颜扉目光对上了季天鸣,蓦地一凛。那是一双怎样的眼睛,原本眼睛布满了血丝,有一种入骨的死寂的气息,如同秋日里枯死的篙艾上露珠,看起来似乎还有些许生机,而骨子里却早已颓败凋残。颜扉从不知道李伯竟然在父亲的心中占据了如此重要的地位。那样的眸光,就好比他看着的人并不是自己的女儿,而是一个恨不得噬其骨血的仇敌。
季天鸣开口,声音不带任何情感“季颜扉,你自己来解释。”
颜扉敛目,昨日的一切就如同一场最最清晰的噩梦深刻地镌刻在自己的脑海里,她到现在都能记清李伯和苏落寒的每一个表情动作。奇怪的是,她竟然什么都说不出口,似乎所有言语一到了嗓子眼就如同雾气般随风消逝了,什么都抓不住。
堂下,所有的人都沉默了,空气就像粘稠的油脂,稍不留神就会让人陷入其中。
一阵压抑的咳嗽声打断了这沉默,正是徐莹。
季天鸣闻声,转身看向一旁抵唇轻咳的鹅黄色襦群女子,方才嗜血的眸光转瞬消失,眼眸深处是一片如羽的轻柔,衬得原本刚毅的脸部线条也带来些许柔和,“要注意自己啊,就算是为了孩子。”

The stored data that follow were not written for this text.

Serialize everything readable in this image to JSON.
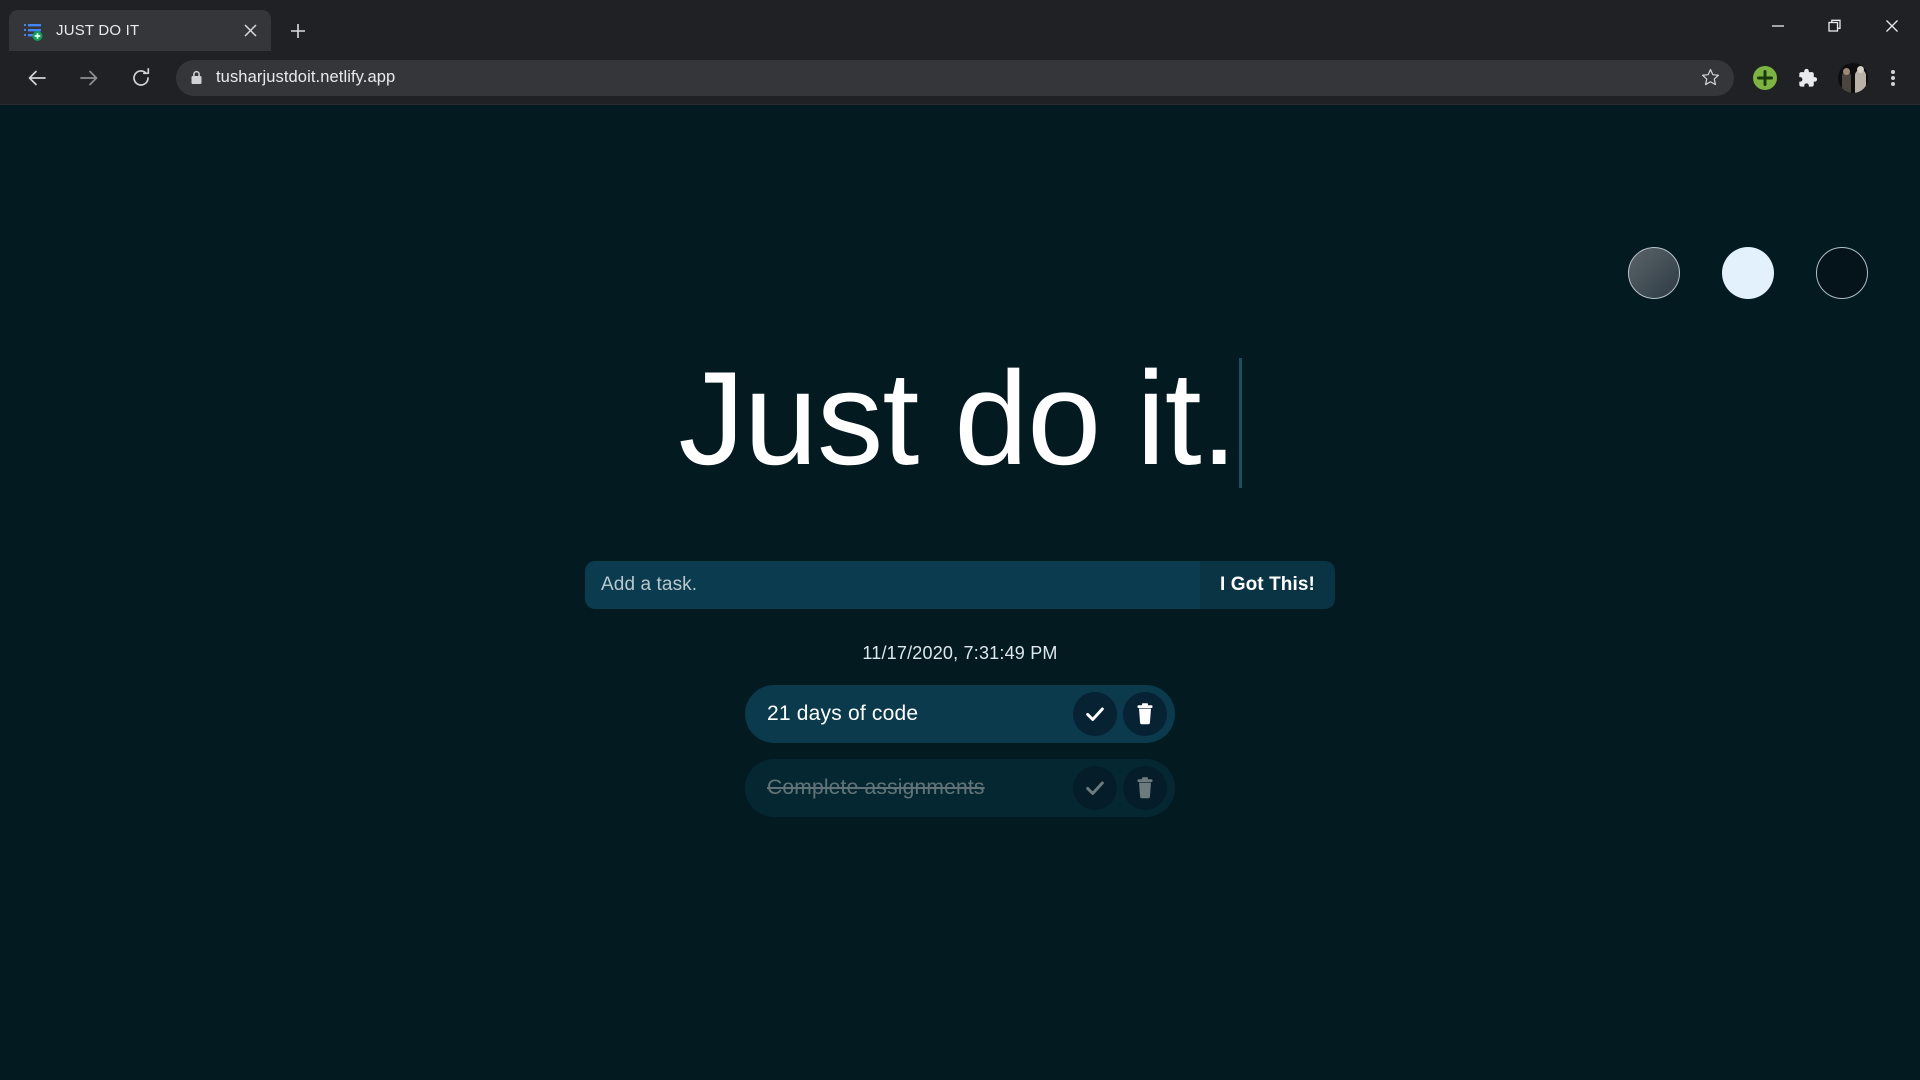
{
  "browser": {
    "tab": {
      "title": "JUST DO IT",
      "favicon_icon": "list-plus-icon",
      "close_icon": "close-icon"
    },
    "new_tab_icon": "plus-icon",
    "window_controls": {
      "minimize_icon": "minimize-icon",
      "maximize_icon": "restore-icon",
      "close_icon": "close-icon"
    },
    "toolbar": {
      "back_icon": "back-arrow-icon",
      "forward_icon": "forward-arrow-icon",
      "reload_icon": "reload-icon",
      "lock_icon": "lock-icon",
      "url": "tusharjustdoit.netlify.app",
      "bookmark_icon": "star-icon",
      "add_extension_icon": "green-plus-icon",
      "extensions_icon": "puzzle-piece-icon",
      "profile_icon": "avatar-photo",
      "menu_icon": "three-dots-icon"
    }
  },
  "page": {
    "background_color": "#031a20",
    "themes": {
      "label": "theme-switcher",
      "options": [
        {
          "name": "gray-theme",
          "color": "#4b565d"
        },
        {
          "name": "light-theme",
          "color": "#e2f1fb"
        },
        {
          "name": "dark-theme",
          "color": "#05141b"
        }
      ]
    },
    "title": "Just do it.",
    "caret_color": "#1d4f63",
    "form": {
      "placeholder": "Add a task.",
      "value": "",
      "submit_label": "I Got This!",
      "input_bg": "#0a3b4e",
      "button_bg": "#0a3343"
    },
    "timestamp": "11/17/2020, 7:31:49 PM",
    "tasks": [
      {
        "text": "21 days of code",
        "completed": false,
        "complete_icon": "check-icon",
        "delete_icon": "trash-icon"
      },
      {
        "text": "Complete assignments",
        "completed": true,
        "complete_icon": "check-icon",
        "delete_icon": "trash-icon"
      }
    ]
  }
}
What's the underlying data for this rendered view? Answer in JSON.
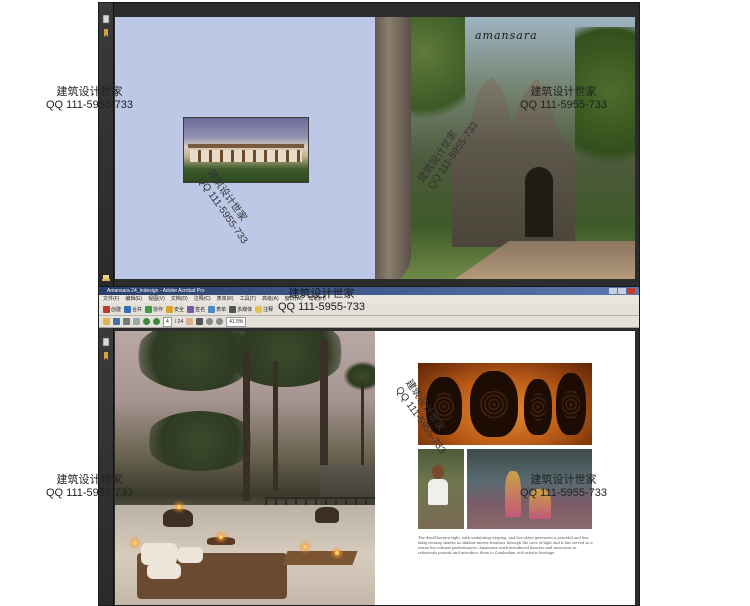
{
  "watermark": {
    "name": "建筑设计世家",
    "qq": "QQ 111-5955-733"
  },
  "top_window": {
    "right_page_brand": "amansara"
  },
  "bottom_window": {
    "title": "Amansara 24_Indesign - Adobe Acrobat Pro",
    "menu": [
      "文件(F)",
      "编辑(E)",
      "视图(V)",
      "文档(D)",
      "注释(C)",
      "表单(R)",
      "工具(T)",
      "高级(A)",
      "窗口(W)",
      "帮助(H)"
    ],
    "toolbar_create": "创建",
    "toolbar_combine": "合并",
    "toolbar_collaborate": "协作",
    "toolbar_secure": "安全",
    "toolbar_sign": "签名",
    "toolbar_forms": "表单",
    "toolbar_multimedia": "多媒体",
    "toolbar_comment": "注释",
    "page_number": "4",
    "page_count": "/ 24",
    "zoom": "41.5%",
    "caption": "The dwell-lantern-light, with undulating wisping, and live-ables generates a peaceful and fun-ladig ciorang shades as shadow moves treatises through the cave of light and it has served as a venue for cultural performances. Amansara work introduced dancers and musicians to rehearsals periods and introduce them to Cambodian rich artistic heritage."
  },
  "colors": {
    "accent": "#2a3e6c",
    "top_left_page": "#bcc8e6",
    "window_frame": "#2c2c2c"
  }
}
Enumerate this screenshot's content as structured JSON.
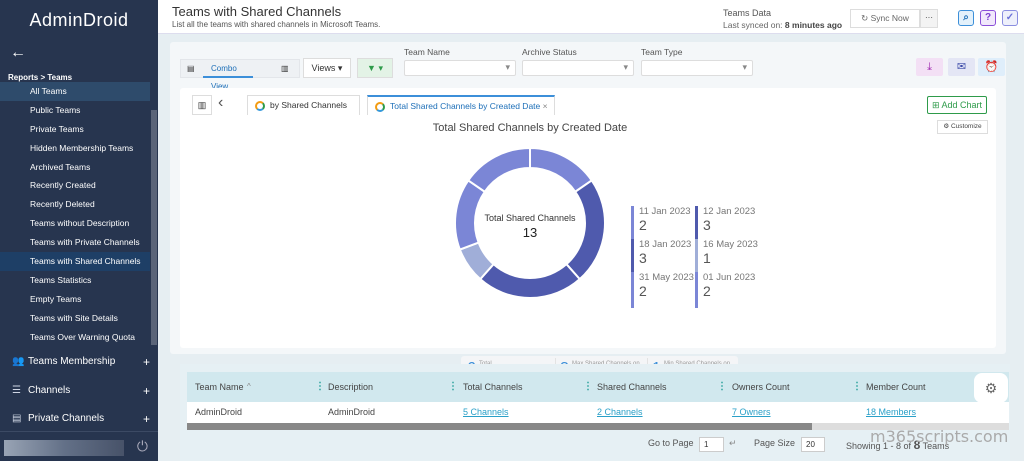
{
  "sidebar": {
    "logo": "AdminDroid",
    "breadcrumb": "Reports > Teams",
    "items": [
      "All Teams",
      "Public Teams",
      "Private Teams",
      "Hidden Membership Teams",
      "Archived Teams",
      "Recently Created",
      "Recently Deleted",
      "Teams without Description",
      "Teams with Private Channels",
      "Teams with Shared Channels",
      "Teams Statistics",
      "Empty Teams",
      "Teams with Site Details",
      "Teams Over Warning Quota"
    ],
    "selected": "Teams with Shared Channels",
    "groups": [
      "Teams Membership",
      "Channels",
      "Private Channels"
    ]
  },
  "header": {
    "title": "Teams with Shared Channels",
    "subtitle": "List all the teams with shared channels in Microsoft Teams.",
    "data_title": "Teams Data",
    "synced_label": "Last synced on:",
    "synced_value": "8 minutes ago",
    "sync_button": "Sync Now",
    "more": "···"
  },
  "toolbar": {
    "combo_view": "Combo View",
    "views": "Views",
    "filters": [
      {
        "label": "Team Name",
        "value": ""
      },
      {
        "label": "Archive Status",
        "value": ""
      },
      {
        "label": "Team Type",
        "value": ""
      }
    ]
  },
  "chart_tabs": [
    "by Shared Channels",
    "Total Shared Channels by Created Date"
  ],
  "add_chart": "Add Chart",
  "customize": "Customize",
  "chart_data": {
    "type": "pie",
    "title": "Total Shared Channels by Created Date",
    "center_label": "Total Shared Channels",
    "total": 13,
    "categories": [
      "11 Jan 2023",
      "12 Jan 2023",
      "18 Jan 2023",
      "16 May 2023",
      "31 May 2023",
      "01 Jun 2023"
    ],
    "values": [
      2,
      3,
      3,
      1,
      2,
      2
    ],
    "colors": [
      "#7b86d6",
      "#4f5aad",
      "#4f5aad",
      "#a0aed8",
      "#7b86d6",
      "#7b86d6"
    ]
  },
  "stats": [
    {
      "n": "6",
      "t1": "Total",
      "t2": "Created active days"
    },
    {
      "n": "3",
      "t1": "Max Shared Channels on",
      "t2": "18 Jan 2023"
    },
    {
      "n": "1",
      "t1": "Min Shared Channels on",
      "t2": "16 May 2023"
    }
  ],
  "table": {
    "columns": [
      "Team Name",
      "Description",
      "Total Channels",
      "Shared Channels",
      "Owners Count",
      "Member Count"
    ],
    "rows": [
      [
        "AdminDroid",
        "AdminDroid",
        "5 Channels",
        "2 Channels",
        "7 Owners",
        "18 Members"
      ]
    ]
  },
  "pager": {
    "go_to_page": "Go to Page",
    "page": "1",
    "page_size_label": "Page Size",
    "page_size": "20",
    "showing": "Showing 1 - 8 of",
    "count": "8",
    "unit": "Teams"
  },
  "watermark": "m365scripts.com"
}
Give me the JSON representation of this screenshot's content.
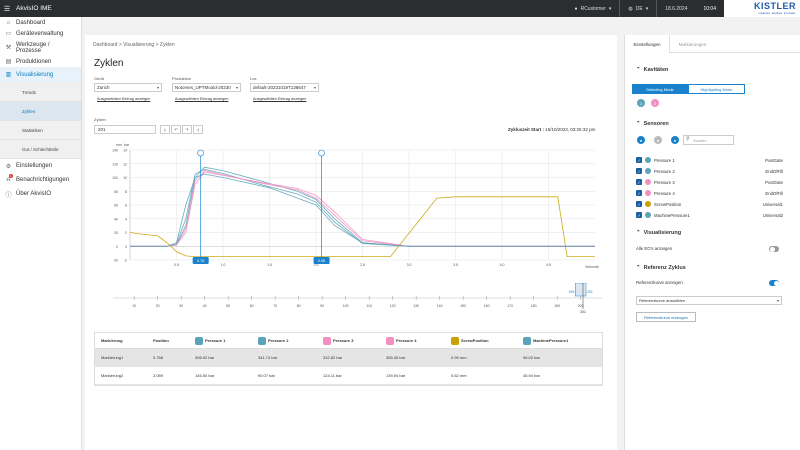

徐莹抬眸嫣然一笑,轻轻的点了点头,眸光里有着不可忽视的满足与幸福。
颜扉默然,只觉得徐莹的笑颜格外地刺眼,有什么东西在自己心底彻底的破碎。他记得当年父亲迎娶徐莹的时候,父亲已经过而立,而徐莹却只不过是二八年华。她一直以为年龄的差距是两人不可逾越的鸿沟,更何况父亲心里是一直有母亲的。当年曾有过那样深切的爱恋,坚如磐石的誓言,又怎是一个徐莹的介入能够改变的?
事实却残酷地告诉她原来最深的爱恋也终抵不过时间,与其苦苦追逐着过往的记忆,不如抓住唾手可得的幸福更来得实际。
她能够理解父亲的做法,但是心中却似乎隐隐约约有一种绝不容许。这种不容许使得她无法原谅父亲对于母亲在内心上背叛,颜扉孤注一掷,蓦然开口:“李伯前次辱及了我母亲,故此,颜扉昨夜报一语之仇。”
一言毕,大厅里所有的气息似乎被忽然抽走,有一种接近死亡的宁静。半晌,季天鸣开口“一语之仇,哦?那么你来说说,李严恪说了什么?”声音中有着不可忽视的嘲讽与不屑。
颜扉闻言,心蓦然收紧,死死地抿住唇,别过脸去,似乎不愿意看到季天鸣。脸上是冷淡而不屑的神情,手却在宽大的袖中死死地握紧,身形似乎若有若无地晃了晃,有种说不出的恍惚意味。
季天鸣见颜扉一副冷冷淡淡的神情,一股从所未有的震怒袭上心头,枯槁而苍劲的手指紧紧地握住茶杯,忽然用力一甩,茶杯不偏不倚的砸在了颜扉的伤口处,原本没有愈合的伤口又再度裂开,颜扉的淡蓝色衣裳上绽开了一朵妖冶的血花,并且正不断蔓延。这猝不及防的痛楚蓦然袭来,颜扉缓缓地蹲下身去,身子紧紧缩成一团,秀眉紧蹙,额上冷汗涔涔.季天鸣的暴怒声传来“说不说!”
一旁的朱昔见此,一个健步迈出便要去扶颜扉,被楚安抬手拦下,楚安无言,只是眸光深处掠过了一丝怜惜,似乎是想到什么,楚安蓦地转头看向一旁的苏落寒。苏落寒仍如常地站着,不动声色的看着大厅里惨烈的一幕,脸上神情无悲无怒,无喜无愁,似乎一切都与他无关。
颜扉闻言,仍是抿住嘴唇,眼神倔强的盯着季天鸣,一言不发,似乎要和季天鸣硬拼到底。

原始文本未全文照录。